Mais tout cela était bien moins pédant qu’il n’y pourrait paraître aujourd’hui, car ces attitudes mentales –celles du zen- étaient dans l’air qu’on respirait, étaient encore naturellement vécues par beaucoup, ne faisaient pas encore l’objet d’une montagne d’exégèses, d’analyses ou de codifications.

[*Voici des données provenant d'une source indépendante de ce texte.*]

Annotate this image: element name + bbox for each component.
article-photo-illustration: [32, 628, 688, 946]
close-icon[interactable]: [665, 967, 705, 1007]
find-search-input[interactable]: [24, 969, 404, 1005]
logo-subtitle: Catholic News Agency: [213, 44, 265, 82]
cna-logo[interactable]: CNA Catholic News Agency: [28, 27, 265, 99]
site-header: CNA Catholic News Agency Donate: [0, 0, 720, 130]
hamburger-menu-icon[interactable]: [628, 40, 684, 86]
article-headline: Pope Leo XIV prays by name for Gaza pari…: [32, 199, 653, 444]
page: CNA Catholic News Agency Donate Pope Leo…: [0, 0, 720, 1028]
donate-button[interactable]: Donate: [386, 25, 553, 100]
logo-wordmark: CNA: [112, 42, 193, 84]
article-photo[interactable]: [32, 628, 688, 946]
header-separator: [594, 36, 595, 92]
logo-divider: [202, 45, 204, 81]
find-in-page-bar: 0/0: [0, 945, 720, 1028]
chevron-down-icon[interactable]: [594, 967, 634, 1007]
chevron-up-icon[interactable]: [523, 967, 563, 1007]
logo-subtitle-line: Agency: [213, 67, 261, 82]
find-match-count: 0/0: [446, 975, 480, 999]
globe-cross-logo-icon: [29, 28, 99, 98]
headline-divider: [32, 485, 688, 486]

Comme on peut s’y attendre, il y eu bientôt des maîtres. Mais à en juger par les ravissants petits ermitages qu’ils s’étaient bâtis, ces sensei (maîtres) devaient encore êtres des gens plein de suc et accessible à une sorte d’humour. Si un objet venait à manquer, n’importe quel autre objet pouvait faire l’affaire pourvu qu’il ne soit pas trop voyant. En outre, il s ne jouaient pas aux mystérieux,et reconnaissaient simplement que la simplicité n’est pas un exercice facile. Il y avait à l’origine de tout cela une idée juste et magnifique qui pendant un temps s’incarna avec grâce. Naturellement, ce point d’équilibre et de convergence est un paysage mental et ce qu’il faut bien appeler une cérémonie ou un divertissement, n’est n’est qu’un moment historique privilégié et transitoire.Ensuite, on a les miettes, l’acte et l’idée, mais elles ne se rapportent plus exactement, et dans l’interstice, les exégètes et les pédants et les raseurs s’installent et glosent et pontifient et la cérémonie du thé, après avoir été un " repos du guerrier " , devient un exercice de simplicité, d’ailleurs fort couteux et aride, pour aristocrates désoeuvrés, puis une performance fastidieuse vidée du contenu. [ …]La fraicheur s’est perdue en route, et quand la culture n’est plus fraîche elle empoisonne aussi sûrement qu’une moule avariée.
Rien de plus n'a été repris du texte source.